Steinmeier fordert deutlicheren Widerspruch gegen Antisemitismus

Steinmeier fordert deutlicheren Widerspruch gegen Antisemitismus
Zentralratspräsident Schuster: Wir lassen uns auch nicht durch Bomben und Waffengewalt aus dem Land vertreiben
Von Donnerstag bis Sonntag treffen sich in Berlin mehr als 1.000 Mitglieder jüdischer Gemeinden aus dem ganzen Bundesgebiet zum Gemeindetag. Das Motto "In Deutschland zu Hause" ist eine Ansage an alle Antisemiten im Land.

Berlin (epd). Mehr als 1.000 Mitglieder aus jüdischen Gemeinden aus ganz Deutschland treffen sich von Donnerstag an in Berlin zum Gemeindetag des Zentralrats der Juden. Unter dem Motto "In Deutschland zu Hause" stehen bis Sonntag Podiumsdiskussionen, Vorträge, religiöse Veranstaltungen und Lesungen auf dem Programm. Eröffnet wurde der Gemeindetag von Bundespräsident Frank-Walter Steinmeier.

Dieser forderte von der Mitte der Gesellschaft mehr Widerspruch gegen Antisemitismus. Es reiche nicht, sich nur angewidert abzuwenden, sagte Steinmeier in seiner Rede. Die Zahl derer, die hör- und sichtbar widersprechen, müsse größer werden. Antisemitische Äußerungen seien kein Bürgerrecht. Und es falle auch nicht unter das Recht auf freie Meinungsäußerung, antisemitische oder antizionistische Parolen als Kritik an der Politik Israels zu deklarieren. "Antisemitismus ist keine Meinung, er ist ein Ressentiment, egal in welcher Form und aus welcher Ecke er sich äußert", betonte der Bundespräsident.

Diesem Hass und diesem Ressentiment müssten alle widersprechen, forderte Steinmeier: "Auch und vor allem diejenigen unter uns, die nicht Ziel dieses Hasses sind, müssen laut und vernehmbar widersprechen." Deutschland sei für uns alle nur dann ein Zuhause, "wenn Juden sich hier zu Hause fühlen", sagte er.

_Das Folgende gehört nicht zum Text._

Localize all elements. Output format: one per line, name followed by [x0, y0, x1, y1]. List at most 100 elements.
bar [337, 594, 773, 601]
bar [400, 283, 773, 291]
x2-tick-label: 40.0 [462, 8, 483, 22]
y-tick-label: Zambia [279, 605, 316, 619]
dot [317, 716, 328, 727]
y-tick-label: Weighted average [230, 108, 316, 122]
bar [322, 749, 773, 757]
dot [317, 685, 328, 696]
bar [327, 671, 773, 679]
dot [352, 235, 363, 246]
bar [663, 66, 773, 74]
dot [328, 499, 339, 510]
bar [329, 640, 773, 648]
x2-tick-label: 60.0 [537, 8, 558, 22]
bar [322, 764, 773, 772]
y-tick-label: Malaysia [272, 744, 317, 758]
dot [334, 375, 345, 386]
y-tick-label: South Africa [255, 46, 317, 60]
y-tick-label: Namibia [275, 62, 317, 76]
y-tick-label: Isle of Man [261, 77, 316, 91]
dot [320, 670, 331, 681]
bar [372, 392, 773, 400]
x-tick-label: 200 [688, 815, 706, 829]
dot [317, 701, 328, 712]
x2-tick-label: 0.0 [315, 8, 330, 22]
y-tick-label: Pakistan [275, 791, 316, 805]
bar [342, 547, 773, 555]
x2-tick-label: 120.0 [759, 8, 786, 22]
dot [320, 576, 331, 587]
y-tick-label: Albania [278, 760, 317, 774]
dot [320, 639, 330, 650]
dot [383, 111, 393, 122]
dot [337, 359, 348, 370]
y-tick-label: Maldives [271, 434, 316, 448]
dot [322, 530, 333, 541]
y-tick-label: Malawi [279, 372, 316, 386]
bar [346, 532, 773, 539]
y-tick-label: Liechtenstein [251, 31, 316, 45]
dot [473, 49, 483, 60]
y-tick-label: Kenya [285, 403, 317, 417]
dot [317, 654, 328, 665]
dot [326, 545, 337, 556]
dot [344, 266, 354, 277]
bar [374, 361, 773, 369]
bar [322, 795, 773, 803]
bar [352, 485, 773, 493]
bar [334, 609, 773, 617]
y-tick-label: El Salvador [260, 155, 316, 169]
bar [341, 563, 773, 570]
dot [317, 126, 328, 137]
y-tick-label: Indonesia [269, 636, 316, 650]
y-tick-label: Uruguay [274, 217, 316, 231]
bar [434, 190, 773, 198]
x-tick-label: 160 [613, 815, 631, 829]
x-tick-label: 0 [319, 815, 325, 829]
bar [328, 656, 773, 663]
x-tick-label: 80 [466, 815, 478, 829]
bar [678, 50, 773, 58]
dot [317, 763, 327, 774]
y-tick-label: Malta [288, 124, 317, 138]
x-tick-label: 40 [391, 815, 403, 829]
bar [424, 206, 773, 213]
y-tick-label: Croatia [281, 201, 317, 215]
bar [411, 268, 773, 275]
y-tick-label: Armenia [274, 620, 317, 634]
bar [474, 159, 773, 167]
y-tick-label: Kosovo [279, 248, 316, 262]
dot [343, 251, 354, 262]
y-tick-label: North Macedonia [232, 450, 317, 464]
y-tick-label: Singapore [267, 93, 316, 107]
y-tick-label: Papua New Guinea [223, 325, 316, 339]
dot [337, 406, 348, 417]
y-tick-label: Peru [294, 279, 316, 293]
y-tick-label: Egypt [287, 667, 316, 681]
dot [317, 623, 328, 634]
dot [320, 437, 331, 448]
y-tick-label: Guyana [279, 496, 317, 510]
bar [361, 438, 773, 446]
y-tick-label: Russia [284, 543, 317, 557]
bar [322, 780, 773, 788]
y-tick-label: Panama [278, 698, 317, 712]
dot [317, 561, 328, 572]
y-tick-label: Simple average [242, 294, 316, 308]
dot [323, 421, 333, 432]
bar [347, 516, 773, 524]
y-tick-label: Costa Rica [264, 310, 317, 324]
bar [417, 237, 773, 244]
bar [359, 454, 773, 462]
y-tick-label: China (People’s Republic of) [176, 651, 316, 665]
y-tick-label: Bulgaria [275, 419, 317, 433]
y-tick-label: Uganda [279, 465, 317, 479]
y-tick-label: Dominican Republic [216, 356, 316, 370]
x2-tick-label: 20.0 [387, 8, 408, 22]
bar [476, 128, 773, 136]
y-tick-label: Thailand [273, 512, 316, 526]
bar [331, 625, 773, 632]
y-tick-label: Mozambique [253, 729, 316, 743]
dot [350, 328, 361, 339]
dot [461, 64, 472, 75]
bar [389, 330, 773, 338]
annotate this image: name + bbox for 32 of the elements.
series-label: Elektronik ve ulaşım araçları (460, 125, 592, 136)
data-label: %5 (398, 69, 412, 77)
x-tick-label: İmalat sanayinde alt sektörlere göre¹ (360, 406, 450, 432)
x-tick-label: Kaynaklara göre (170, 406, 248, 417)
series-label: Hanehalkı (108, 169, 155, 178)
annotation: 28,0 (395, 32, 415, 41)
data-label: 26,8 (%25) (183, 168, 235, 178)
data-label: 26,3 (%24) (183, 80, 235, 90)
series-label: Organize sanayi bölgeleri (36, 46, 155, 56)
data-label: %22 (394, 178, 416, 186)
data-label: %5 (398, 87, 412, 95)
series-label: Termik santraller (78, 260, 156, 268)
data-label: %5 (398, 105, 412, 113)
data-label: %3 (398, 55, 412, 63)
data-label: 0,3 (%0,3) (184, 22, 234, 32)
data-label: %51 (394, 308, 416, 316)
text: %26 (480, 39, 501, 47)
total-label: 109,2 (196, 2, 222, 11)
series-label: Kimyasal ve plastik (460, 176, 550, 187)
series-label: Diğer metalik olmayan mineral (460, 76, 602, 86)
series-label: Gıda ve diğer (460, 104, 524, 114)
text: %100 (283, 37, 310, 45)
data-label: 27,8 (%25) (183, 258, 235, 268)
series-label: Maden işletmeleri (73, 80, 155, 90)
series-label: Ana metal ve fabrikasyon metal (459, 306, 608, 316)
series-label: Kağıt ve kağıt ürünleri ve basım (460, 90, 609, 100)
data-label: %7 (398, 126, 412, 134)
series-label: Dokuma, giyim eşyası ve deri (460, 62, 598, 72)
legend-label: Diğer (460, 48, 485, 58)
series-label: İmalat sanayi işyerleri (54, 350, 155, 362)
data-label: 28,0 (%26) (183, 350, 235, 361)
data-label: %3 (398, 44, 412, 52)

Zentralratspräsident Josef Schuster forderte bei der Eröffnung einen gesellschaftlichen "Klimawandel" im Land. Die Radikalisierung, die sich von rechts in die Mitte der Gesellschaft ausbreite, müsse gestoppt und wieder zurückgedrängt werden. "Wir brauchen nicht nur einen Ausstieg aus der Kohle, sondern auch einen Ausstieg aus Rassismus und Antisemitismus", sagte Schuster: "So wichtig der Klimaschutz ist, die Menschenrechte sind es ebenso."

Das Motto des Gemeindetags "In Deutschland zu Hause" sei weit vor dem Terroranschlag in Halle festgelegt worden, sagte der Zentralratspräsident. Man habe es beibehalten, um ein Zeichen zu setzen: "Wir Juden sind ein selbstverständlicher Teil der deutschen Gesellschaft." Daran habe sich auch nach Halle nichts geändert. "Die Koffer bleiben ausgepackt, wir werden keinen Zentimeter weichen", sagte Schuster.

Bei dem antisemitisch und rechtsextremistisch motivierten Anschlag am 9. Oktober Oktober in Halle waren eine Frau und ein Mann erschossen worden, zwei weitere wurden schwer verletzt. Der schwer bewaffnete Täter hatte zuvor vergeblich versucht, in die mit Gläubigen besetzte Synagoge der Stadt einzudringen.

"Wir werden uns auch nicht durch Bomben und Waffengewalt aus dem Land vertreiben lassen", betonte Schuster: "Wir haben keine Veranlassung, das seit 1.700 Jahren existierende jüdische Leben in Deutschland aufzugeben." Wer nicht akzeptieren könne oder wolle, dass Juden in Deutschland leben, "der kann Deutschland gerne verlassen", sagte Schuster.

Als weitere Gäste des Gemeindetages sind unter anderem die Integrationsbeauftragte der Bundesregierung, Annette Widmann-Mauz (CDU), und der Grünen-Bundesvorsitzende Robert Habeck angekündigt. Verteidigungsministerin Annegret Kramp-Karrenbauer (CDU) wird am Freitag auf dem Gemeindetag den Vertrag für die Einrichtung einer jüdischen Seelsorge in der Bundeswehr unterzeichnen.